Study on Zinc Oxide-Chromium Oxide Catalyst. II. Variation of Catalytic Activity for Methanol Decomposition with Addition of Chromia and Structural Dependence of Activity

Abstract

Abstract From the results on the rates of methanol decomposition by the catalysts of different zinc oxide-chromium oxide compositions the rate (ν) of evolution of carbon monoxide per unit surface area of catalyst has appeared to be represented by the following equation v=ae^αE·e^-E/kT where a and α are constants applicable throughout the two series of catalysts produced by different methods. The activation energy (E) of the methanol decomposition attains to a minimum value when the catalyst has a certain chromia content. It is directly related with the activation energy of electrical conductivity of the catalyst in hydrogen at high temperature but neither with the concentration of n-type conductivity centres nor with that of p-type conductivity centres.

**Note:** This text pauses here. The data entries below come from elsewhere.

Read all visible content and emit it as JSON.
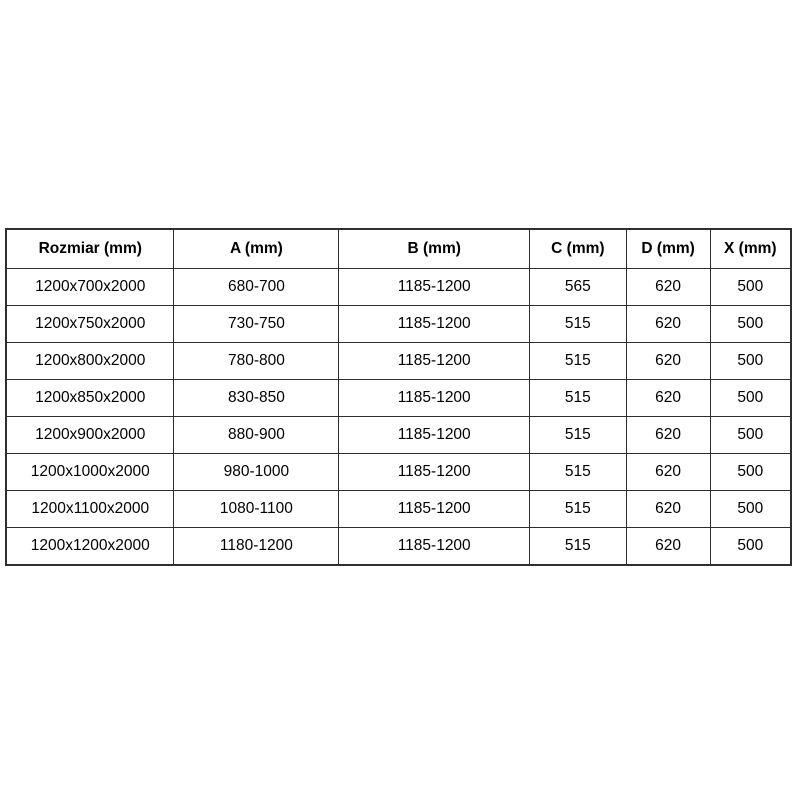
{
  "page": {
    "background_color": "#ffffff",
    "border_color": "#2f2f2f",
    "text_color": "#000000"
  },
  "table": {
    "headers": [
      "Rozmiar (mm)",
      "A (mm)",
      "B (mm)",
      "C (mm)",
      "D (mm)",
      "X (mm)"
    ],
    "rows": [
      [
        "1200x700x2000",
        "680-700",
        "1185-1200",
        "565",
        "620",
        "500"
      ],
      [
        "1200x750x2000",
        "730-750",
        "1185-1200",
        "515",
        "620",
        "500"
      ],
      [
        "1200x800x2000",
        "780-800",
        "1185-1200",
        "515",
        "620",
        "500"
      ],
      [
        "1200x850x2000",
        "830-850",
        "1185-1200",
        "515",
        "620",
        "500"
      ],
      [
        "1200x900x2000",
        "880-900",
        "1185-1200",
        "515",
        "620",
        "500"
      ],
      [
        "1200x1000x2000",
        "980-1000",
        "1185-1200",
        "515",
        "620",
        "500"
      ],
      [
        "1200x1100x2000",
        "1080-1100",
        "1185-1200",
        "515",
        "620",
        "500"
      ],
      [
        "1200x1200x2000",
        "1180-1200",
        "1185-1200",
        "515",
        "620",
        "500"
      ]
    ]
  }
}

At such temperatures, the adsorption of hydrogen on the oxygen atoms in the surface was considered to participate in the electrical conductivity. Moreover, the results on determinations of the surface area and the excess oxygen content, together with the information about the structure obtained from diffraction patterns, reveal that there is a similarity in tendency between the increase of concentration of zinc chromite spinels in the catalyst surface and the decrease of activation energy of the decomposition. This relation can be explained from the view of E. Cremer on the compensation effect. The quantity of chromia added in excess of the proper amount for combination with zinc oxide causes both the surface area and the activation energy to increase towards those of chromia alone. The addition of chromia has therefore a considerable influence upon the activation energy of methanol decomposition, which is quite contrary to what G. Natta described on the methanol synthesis.